Por el contrario tanto más esperamos de su intervención, cuanto más desea que pidamos su auxilio.

Pero tenemos también otro propósito, al que Nos prestaréis, Venerables Hermanos, tal como acostumbráis vuestra diligente cooperación. A saber, para que Dios sea más favorable a nuestras oraciones, y para que acuda con misericordia y prontitud en auxilio de Su Iglesia, Nos juzgamos de profunda utilidad para el pueblo cristiano, invocar continuamente con gran piedad y confianza a San José, junto con la Virgen Madre de Dios, su casta Esposa; y tenemos plena seguridad de que esto será del mayor agrado de la Virgen misma. — Con respecto a esta cuestión, de la que Nos hablamos públicamente por primera vez el día de hoy, sabemos sin duda que no sólo el pueblo se inclina a ella, sino que de hecho se encuentra ya establecida, y avanza hacia su pleno desarrollo. La devoción a San José, que ya en el pasado los Romanos Pontífices han propagado y gradualmente incrementado, ha crecido en mayor proporción en nuestro tiempo, particularmente desde que Pío IX, nuestro predecesor de feliz memoria, proclamase, dando su consentimiento a la solicitud de un gran número de obispos, a este santo patriarca como el Patrono de la Iglesia Católica. — Sin embargo, ya que es de gran importancia que la devoción a San José se introduzca en las prácticas diarias de piedad de los católicos, Nos deseamos exhortar a ello al pueblo cristiano por medio de nuestras palabras y nuestra autoridad.

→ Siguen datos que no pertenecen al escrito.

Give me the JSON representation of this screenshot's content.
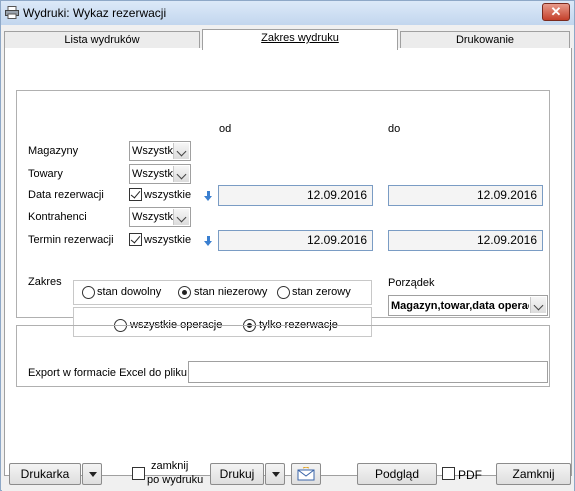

Las razones por las que el bienaventurado José debe ser considerado especial patrono de la Iglesia, y por las que a su vez, la Iglesia espera muchísimo de su tutela y patrocinio, nacen principalmente del hecho de que él es el esposo de María y padre putativo de Jesús. De aquí procede su dignidad, su santidad, su gloria. Es cierto que la dignidad de Madre de Dios llega tan alto que nada puede existir más sublime; sin embargo, porque entre la santísima Virgen y José se estableció un lazo conyugal, no hay duda de que a aquella altísima dignidad, por la que la Madre de Dios supera con mucho a todas las criaturas, él se acercó más que ningún otro. Ya que el matrimonio es el máximo consorcio y amistad —al que de por sí va unida la comunión de bienes— se sigue que, si Dios ha dado a José como esposo a la Virgen, se lo ha dado no sólo como compañero de vida, testigo de la virginidad y tutor de la honestidad, sino también para que participase también, por medio del pacto conyugal, en la excelsa grandeza de ella. — Así pues él emerge entre todos por su augusta dignidad, dado que por disposición divina fue custodio y, en la opinión de los hombres, padre del Hijo de Dios. De donde se seguía que el Verbo de Dios se sometiera a José, le obedeciera y le diera aquel honor y aquella reverencia que los hijos deben a sus propios padres.